I have squid setup to authenticate with my Active Directory. On my internal 
network it works and even does single sign-on. Externally, it prompts for user 
name and password (which is what I wanted really...), but no matter if I use a 
correct or incorrect login it rejects the login, keeps prompting and eventually 
says Cache Access Denied.
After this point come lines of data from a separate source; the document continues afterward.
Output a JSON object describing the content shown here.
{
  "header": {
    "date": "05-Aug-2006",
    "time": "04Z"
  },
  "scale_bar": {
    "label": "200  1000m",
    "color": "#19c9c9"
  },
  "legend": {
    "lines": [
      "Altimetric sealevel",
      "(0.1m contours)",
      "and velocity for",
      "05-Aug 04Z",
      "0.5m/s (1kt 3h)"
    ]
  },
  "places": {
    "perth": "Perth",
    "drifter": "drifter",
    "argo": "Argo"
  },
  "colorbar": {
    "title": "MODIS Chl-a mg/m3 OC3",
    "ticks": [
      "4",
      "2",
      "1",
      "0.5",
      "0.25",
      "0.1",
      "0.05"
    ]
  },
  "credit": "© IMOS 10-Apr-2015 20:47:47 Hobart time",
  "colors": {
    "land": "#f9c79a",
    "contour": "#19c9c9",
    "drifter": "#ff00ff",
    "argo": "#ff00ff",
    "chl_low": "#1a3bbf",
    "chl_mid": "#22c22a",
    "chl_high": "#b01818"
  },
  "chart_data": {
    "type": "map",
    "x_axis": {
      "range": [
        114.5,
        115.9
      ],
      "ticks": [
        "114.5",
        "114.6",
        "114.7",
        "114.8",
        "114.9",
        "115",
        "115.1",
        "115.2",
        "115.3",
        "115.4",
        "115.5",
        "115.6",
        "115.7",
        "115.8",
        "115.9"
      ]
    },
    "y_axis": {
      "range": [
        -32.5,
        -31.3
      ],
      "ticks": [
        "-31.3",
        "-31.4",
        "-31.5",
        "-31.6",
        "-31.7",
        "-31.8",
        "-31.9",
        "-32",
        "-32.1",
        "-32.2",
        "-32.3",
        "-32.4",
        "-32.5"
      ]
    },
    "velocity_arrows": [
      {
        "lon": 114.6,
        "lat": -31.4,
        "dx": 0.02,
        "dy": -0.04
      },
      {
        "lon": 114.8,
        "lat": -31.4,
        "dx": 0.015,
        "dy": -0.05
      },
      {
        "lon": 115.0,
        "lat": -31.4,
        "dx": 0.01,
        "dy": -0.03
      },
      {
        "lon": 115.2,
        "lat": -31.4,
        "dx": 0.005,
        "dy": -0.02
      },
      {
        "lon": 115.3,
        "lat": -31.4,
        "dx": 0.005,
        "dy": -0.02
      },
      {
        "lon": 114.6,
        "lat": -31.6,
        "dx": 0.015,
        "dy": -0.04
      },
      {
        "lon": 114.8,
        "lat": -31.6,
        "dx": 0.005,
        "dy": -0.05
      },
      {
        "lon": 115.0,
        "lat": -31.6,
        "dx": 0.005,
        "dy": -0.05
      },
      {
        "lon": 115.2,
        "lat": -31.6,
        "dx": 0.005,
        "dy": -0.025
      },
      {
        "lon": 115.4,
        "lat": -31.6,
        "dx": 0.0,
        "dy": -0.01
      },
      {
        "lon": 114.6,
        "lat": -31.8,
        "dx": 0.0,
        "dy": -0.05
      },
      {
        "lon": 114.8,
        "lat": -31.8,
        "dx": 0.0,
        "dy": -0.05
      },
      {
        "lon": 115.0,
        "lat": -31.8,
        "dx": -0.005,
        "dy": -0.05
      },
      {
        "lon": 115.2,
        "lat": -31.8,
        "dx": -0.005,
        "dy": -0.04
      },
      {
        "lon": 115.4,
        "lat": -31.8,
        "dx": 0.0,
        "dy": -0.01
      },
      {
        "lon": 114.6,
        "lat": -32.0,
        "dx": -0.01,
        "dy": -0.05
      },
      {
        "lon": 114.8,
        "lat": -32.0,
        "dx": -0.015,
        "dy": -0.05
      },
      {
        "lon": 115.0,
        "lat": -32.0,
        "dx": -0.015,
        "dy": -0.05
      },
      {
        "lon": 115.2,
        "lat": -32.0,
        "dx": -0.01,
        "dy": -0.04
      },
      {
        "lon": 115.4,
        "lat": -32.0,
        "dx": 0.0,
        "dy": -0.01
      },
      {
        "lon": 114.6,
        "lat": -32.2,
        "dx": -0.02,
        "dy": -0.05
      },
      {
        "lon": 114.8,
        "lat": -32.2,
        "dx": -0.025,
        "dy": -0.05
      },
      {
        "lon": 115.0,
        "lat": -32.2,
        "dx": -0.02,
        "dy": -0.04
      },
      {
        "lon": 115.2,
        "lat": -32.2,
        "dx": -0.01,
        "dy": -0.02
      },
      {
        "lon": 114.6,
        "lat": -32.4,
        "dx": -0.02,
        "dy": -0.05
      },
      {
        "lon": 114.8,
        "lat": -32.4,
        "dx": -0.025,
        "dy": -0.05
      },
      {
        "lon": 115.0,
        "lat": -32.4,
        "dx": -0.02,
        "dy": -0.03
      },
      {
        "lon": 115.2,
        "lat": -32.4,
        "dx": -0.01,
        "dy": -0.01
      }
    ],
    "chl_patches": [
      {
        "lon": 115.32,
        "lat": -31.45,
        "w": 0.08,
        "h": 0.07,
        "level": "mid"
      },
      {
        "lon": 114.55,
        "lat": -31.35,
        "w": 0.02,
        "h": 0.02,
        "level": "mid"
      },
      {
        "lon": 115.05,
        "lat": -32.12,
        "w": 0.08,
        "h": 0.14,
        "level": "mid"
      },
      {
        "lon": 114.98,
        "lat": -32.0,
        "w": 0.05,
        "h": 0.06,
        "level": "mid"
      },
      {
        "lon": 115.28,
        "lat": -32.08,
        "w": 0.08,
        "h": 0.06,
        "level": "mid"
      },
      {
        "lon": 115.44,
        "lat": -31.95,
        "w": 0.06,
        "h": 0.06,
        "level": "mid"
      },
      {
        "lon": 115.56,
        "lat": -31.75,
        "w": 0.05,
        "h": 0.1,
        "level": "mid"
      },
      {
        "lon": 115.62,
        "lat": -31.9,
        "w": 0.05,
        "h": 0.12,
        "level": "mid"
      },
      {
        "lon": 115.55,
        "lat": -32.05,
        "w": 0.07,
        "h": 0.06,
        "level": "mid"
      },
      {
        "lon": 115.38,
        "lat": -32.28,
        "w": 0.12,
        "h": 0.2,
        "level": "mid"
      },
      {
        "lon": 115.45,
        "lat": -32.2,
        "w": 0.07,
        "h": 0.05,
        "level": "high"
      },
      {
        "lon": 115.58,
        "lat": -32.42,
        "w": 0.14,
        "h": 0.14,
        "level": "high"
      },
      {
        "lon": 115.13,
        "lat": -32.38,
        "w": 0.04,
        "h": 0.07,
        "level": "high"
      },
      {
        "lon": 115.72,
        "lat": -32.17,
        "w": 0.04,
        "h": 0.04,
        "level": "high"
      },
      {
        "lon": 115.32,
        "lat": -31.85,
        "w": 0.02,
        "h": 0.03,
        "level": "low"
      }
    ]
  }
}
I am guessing that it is saying Cache Access Denied 
because when you are on an external network you logged in with a cached version 
of your AD account, but why is it rejecting the authentication attempt through 
squid?

Squid.conf

        http_port 8086

        logformat common %>a %la %tl %ru %Ss %Ssh


        auth_param ntlm program /usr/bin/ntlm_auth 
--helper-protocol=squid-2.5-ntlmssp

        auth_param ntlm children 5

        auth_param ntlm keep_alive on



        auth_param basic children 120

        auth_param basic realm Squid proxy-caching web server

        auth_param basic credentialsttl 2 hours

        auth_param basic casesensitive off

        authenticate_ttl 0 seconds


...
        acl authenticated proxy_auth REQUIRED


...



        http_access allow authenticated

        http_access deny all

I just cut out the acls dealing with allowed and blocked sites.


Is it because on an external network the computer can't actively authenticate 
against the AD that squid is just rejecting the login? If so, any suggestions 
on other external authentication methods (I don't want to do a simple user/pass 
setup)[This is a company environment]? If not, any ideas on why it is not 
accepting login on an external network, and how can I fix it?